I saw the most striking example of this
blindness in Mississippi when I got a lift with a representative of the usual
optimistic type. He talked on and on about how this was a country with
opportunities for all. Everyone can be successful, if only they want to. Anyone
can become a millionaire in ten years. If you have the strength and desire you
can pull yourself up by your bootstraps. I hear the same phrases so often while
riding down a road with shacks on both sides, that I probably wouldn't have
paid any attention to it if we had not on that particular day been passing
through a completely flooded stretch of the delta. It was in the poorest part
of Mississippi, where you see almost nothing but tin-roofed shacks inhabited
by poor tenant farmers, whose only property is often just a mule and a couple
of pigs. The Mississippi River had recently overflowed its banks and a lot of
drowned mules and pigs were lying along the road. People sat on the roofs of
their shacks, and in some places only the chimney stuck up above water. Others
rowed around their houses in boats trying to save their drowning mules. After
we had driven through these surroundings for about an hour, I asked him if he knew the expression "to let people paddle
their own canoe," after which I asked to be let off even though I knew it could
be days before I got another ride in that part of Mississippi.
One day I was strolling down the street in Detroit with a black woman who had
been a Black Panther when she was sixteen, but who was now a Trotskyite and a
feminist. We were on our way to a Trotskyite meeting, so it must have been on a
Friday. I always go to such meetings on Fridays in the big cities, as they
usually serve free coffee and cake. On Sundays and Wednesdays I usually go to
coffee get-togethers in the churches.
At a church it normally takes only an
hour before you get your coffee, but with the Trotskyites you really have to go
through hell before you get your final reward. Often you have to sit through a
stiff three-hour sermon about saving the "masses," but then on the other hand
you throw yourself upon the cake with that much more joy afterward. Well, on
this Friday, when we were on our way to our cake-for-the-masses meeting, we
passed a beggar on the street standing with outstretched hand.
Then the thing I
least expected happened: the woman totally spurned the beggar, knocking his
hand away. I was rather shocked and asked her why she had not given him any
money, since I knew she had some. "That kind of nonsense has to wait until
after the revolution," she replied. I thought it over a bit and then asked
slightly provocatively, "Well, but what if the revolution doesn't come in his
lifetime?" There was no more talk on the subject.

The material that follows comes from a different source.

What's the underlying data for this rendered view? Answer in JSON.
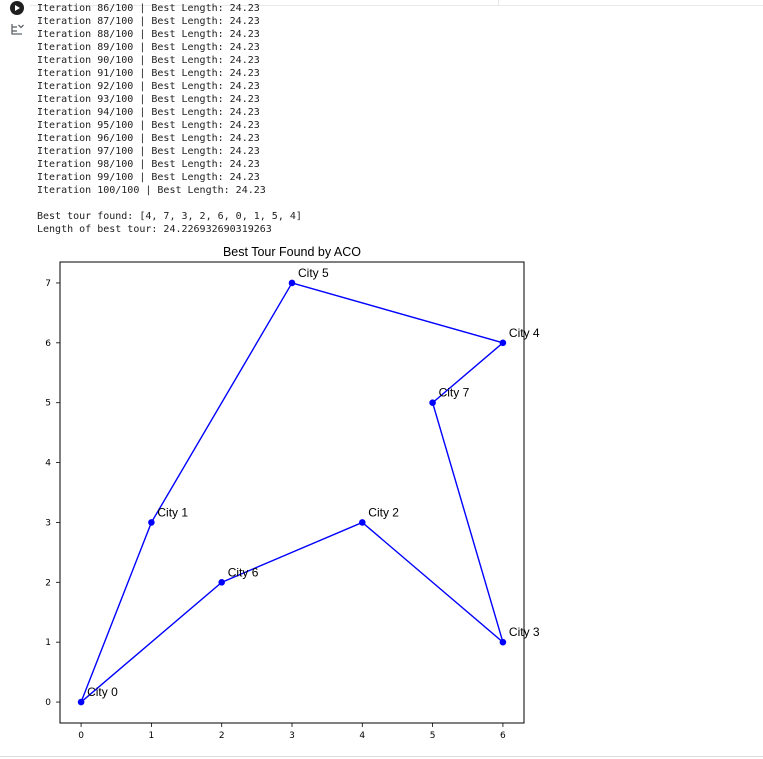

In contrast to the middle class, from which these two instances come, people in
the upper class are often
touchingly helpful toward the poor and their sufferings, if they accidentally
catch sight of them. I encountered a stirring example of this in Gainesville,
Florida, when I lived with a rich man who owned an insurance company.
One day I
went with him when he was out helping a tenant farmer pull his only mule out of
a mud hole it had fallen into. The tenant farmer was standing down in the
mud hole in water up to his neck, struggling to keep the mule's head above
water, while the rich man sat up in his helicopter trying to hoist the mule
out. The situation was so much like a cartoon in a communist newspaper that I
couldn't help laughing, but neither the proletarian nor the capitalist could
see the fun in it. It would be perfect if the rich man himself fell into the
mud hole, I was thinking. My pious hope in fact came true, for shortly after,
when he landed and approached the water hole, he slipped in the mud and
unluckily broke his leg. Since he would have to stay in bed for some time, I
was allowed to borrow his Mercedes, and it was during one of my drives in it
that I found Linda's shack far out on a deserted back road.